Il mattino dopo, Tahzay non c’era più. Se n’era andato serenamente durante la notte. Seayne andò nel bosco vicino e raccolse della legna con la quale, assieme a paglia e sterpaglie trovate lì attorno, preparò la pira funebre per il vecchio e poi, depostovi sopra il corpo, bardata di tutto punto accese il fuoco, rimanendo a vegliare il falò finché le fiamme non si furono completamente estinte. Quindi raccolse le ceneri rimaste e le gettò nel torrentello, rivolgendo un ultimo saluto a quel gentile amico. In silenzio attese che l’acqua ritornasse limpida e poi la guerriera albina ritornò al rifugio nella collinetta, nel quale aveva deciso alla fine di fermarsi, si tolse l’armatura rimanendo solo con l’uniforme addosso, e si sedette a terra, riflettendo. Seayne cercò di immaginare qualcosa da fare per ingannare l’attesa della prossima missione. Infatti la ricerca di un posto dove stare le serviva anche per mantenere la mente impegnata. Ora che il problema dell’alloggio e del vitto era stato risolto, cosa avrebbe potuto fare per evitare che i suoi ricordi – soprattutto quelli di Stephan - e quella sua sinistra voce interiore tornassero a tormentarla?
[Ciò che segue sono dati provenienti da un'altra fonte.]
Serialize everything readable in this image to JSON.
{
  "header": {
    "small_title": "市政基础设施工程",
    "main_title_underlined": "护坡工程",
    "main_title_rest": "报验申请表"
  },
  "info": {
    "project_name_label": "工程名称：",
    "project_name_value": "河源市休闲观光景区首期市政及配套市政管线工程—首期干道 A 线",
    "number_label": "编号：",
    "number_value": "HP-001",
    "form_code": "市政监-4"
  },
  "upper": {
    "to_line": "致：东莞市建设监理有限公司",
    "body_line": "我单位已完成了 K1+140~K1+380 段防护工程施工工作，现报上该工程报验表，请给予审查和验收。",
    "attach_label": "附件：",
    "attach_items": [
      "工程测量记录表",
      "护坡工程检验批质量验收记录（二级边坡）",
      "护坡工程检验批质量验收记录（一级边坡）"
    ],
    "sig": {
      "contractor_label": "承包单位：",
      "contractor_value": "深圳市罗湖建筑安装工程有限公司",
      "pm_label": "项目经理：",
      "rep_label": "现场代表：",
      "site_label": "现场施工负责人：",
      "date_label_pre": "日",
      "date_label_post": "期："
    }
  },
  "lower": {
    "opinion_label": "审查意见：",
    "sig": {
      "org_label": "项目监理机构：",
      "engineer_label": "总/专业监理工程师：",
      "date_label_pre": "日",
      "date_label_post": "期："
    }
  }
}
Fu a quel punto che il suo sguardo cadde sul cilindro di bambù contenente i fogli con gli insegnamenti di Tahzay, rimasto appoggiato a terra e le tornarono in mente le parole del vecchio eremita… I dubbi e le perplessità della guerriera riguardo il contenuto dell’oggetto lasciarono il posto alla curiosità, così Seayne raccolse il cilindro, lo aprì e ne estrasse i fogli che conteneva, cominciando quindi a leggere quello che c’era scritto…
Dopo alcuni giorni dedicati alla lettura di quel manoscritto, Seayne prese l’unica cosa che aveva portato con se da Staph: i resti dell’uniforme che aveva indosso a Trem e a Rabona, macchiata indelebilmente dal sangue suo e del primo Yoma che aveva ucciso da guerriera graduata: uniforme che era per lei la rappresentazione fisica dei suoi più tristi ricordi dalla morte dei suoi genitori e del suo villaggio: la guerriera albina rimase a osservarla in silenzio per alcuni minuti e poi, dopo aver tratto un lungo sospiro decise di seguire gli insegnamenti che Tahzay le aveva lasciato e di metterci tutto il suo impegno, convinta in cuor suo che il giorno nel quale sarebbe riuscita a guardare quella vecchia uniforme senza provare dolore o rabbia, avrebbe capito di aver raggiunto il suo scopo!